Although the care and intervention provided to Tamara could be considered as effective, it is highly recommended to the MDT the need to consider a relapse. This is based on the understanding of literature that relapse is possible in adult patients with PSD such as Tamara. As noted by Emsley et l., (2013), preventing relapse is critical to ensure the gains achieved are not lost, besides ensuring the individual can continue their lives normally. According to Laws et al., (2018), patient or family education can focus on areas of vulnerability for Tamara or the stressors that could be affecting her condition. Relapse indicators include stress levels, non-concordance with recommended activities, as well as the lack of sleep (Goh and Agius, 2010).
Further, psychological interventions are suggested as effective in minimising the chance of a relapse. According to Morrison (2009), CBT intervention is effective in improving patient outcomes. Moreover, psychoeducation will be offered to Tamara and her family, and it’s aimed at ensuring that the family, including Tamara, understood what PSD is and the factors that could prevent relapse, as well as the necessary course of action (Laws et al., 2018). Aguglia et al., (2007) reports that psychoeducation is an effective strategy in minimising relapse in the long term. In these psychoeducational sessions, Tamara will be taught on the strategies and skills she can apply to manage PSD effectively while recognizing the strength, abilities, and her other interests in life.

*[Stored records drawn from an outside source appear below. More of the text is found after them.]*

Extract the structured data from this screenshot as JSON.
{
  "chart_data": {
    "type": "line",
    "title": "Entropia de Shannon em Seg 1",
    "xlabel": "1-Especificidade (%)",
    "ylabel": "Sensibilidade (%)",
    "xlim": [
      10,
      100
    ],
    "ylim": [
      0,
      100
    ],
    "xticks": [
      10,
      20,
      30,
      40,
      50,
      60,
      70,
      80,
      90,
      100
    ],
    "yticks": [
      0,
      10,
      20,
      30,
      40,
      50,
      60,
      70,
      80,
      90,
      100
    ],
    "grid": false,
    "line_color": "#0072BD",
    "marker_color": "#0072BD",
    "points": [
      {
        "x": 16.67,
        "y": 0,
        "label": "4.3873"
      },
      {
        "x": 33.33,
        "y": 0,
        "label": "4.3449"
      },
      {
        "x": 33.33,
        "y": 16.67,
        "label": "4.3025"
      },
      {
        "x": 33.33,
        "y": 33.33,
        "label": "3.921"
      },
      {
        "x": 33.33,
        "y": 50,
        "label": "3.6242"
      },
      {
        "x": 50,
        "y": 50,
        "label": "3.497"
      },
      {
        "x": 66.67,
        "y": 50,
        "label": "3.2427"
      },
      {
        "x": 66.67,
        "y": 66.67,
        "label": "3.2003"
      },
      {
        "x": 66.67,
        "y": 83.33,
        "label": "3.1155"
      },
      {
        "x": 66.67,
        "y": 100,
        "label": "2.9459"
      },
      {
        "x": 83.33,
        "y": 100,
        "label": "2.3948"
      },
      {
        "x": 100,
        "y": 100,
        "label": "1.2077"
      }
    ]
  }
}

In conclusion, this paper has provided a detailed account of an episode of care with a senior citizen with Sensory Processing Disorder. The specific attention has been on how Sensory Processing Disorder affected the quality of life for Tamara, including her social and personal lifestyles. It has also examined the psychoeducation as well as the role of psychoeducational interventions such as good diet improving the health and wellbeing of Tamara. Throughout the paper, confidentiality has been kept, as no real names were revealed (NMC, 2018).
Overall, it is apparent that there is no known cure for Sensory Processing Disorder but healthcare professionals can deliver person-centred interventions to minimise adverse behaviours while improving the quality of life for the individual affected, such as Tamara. The interventions offered are mainly aimed at maintaining the condition while ensuring relapse is prevented as much as possible through an effective inclusion of the patient and the family in the overall care framework.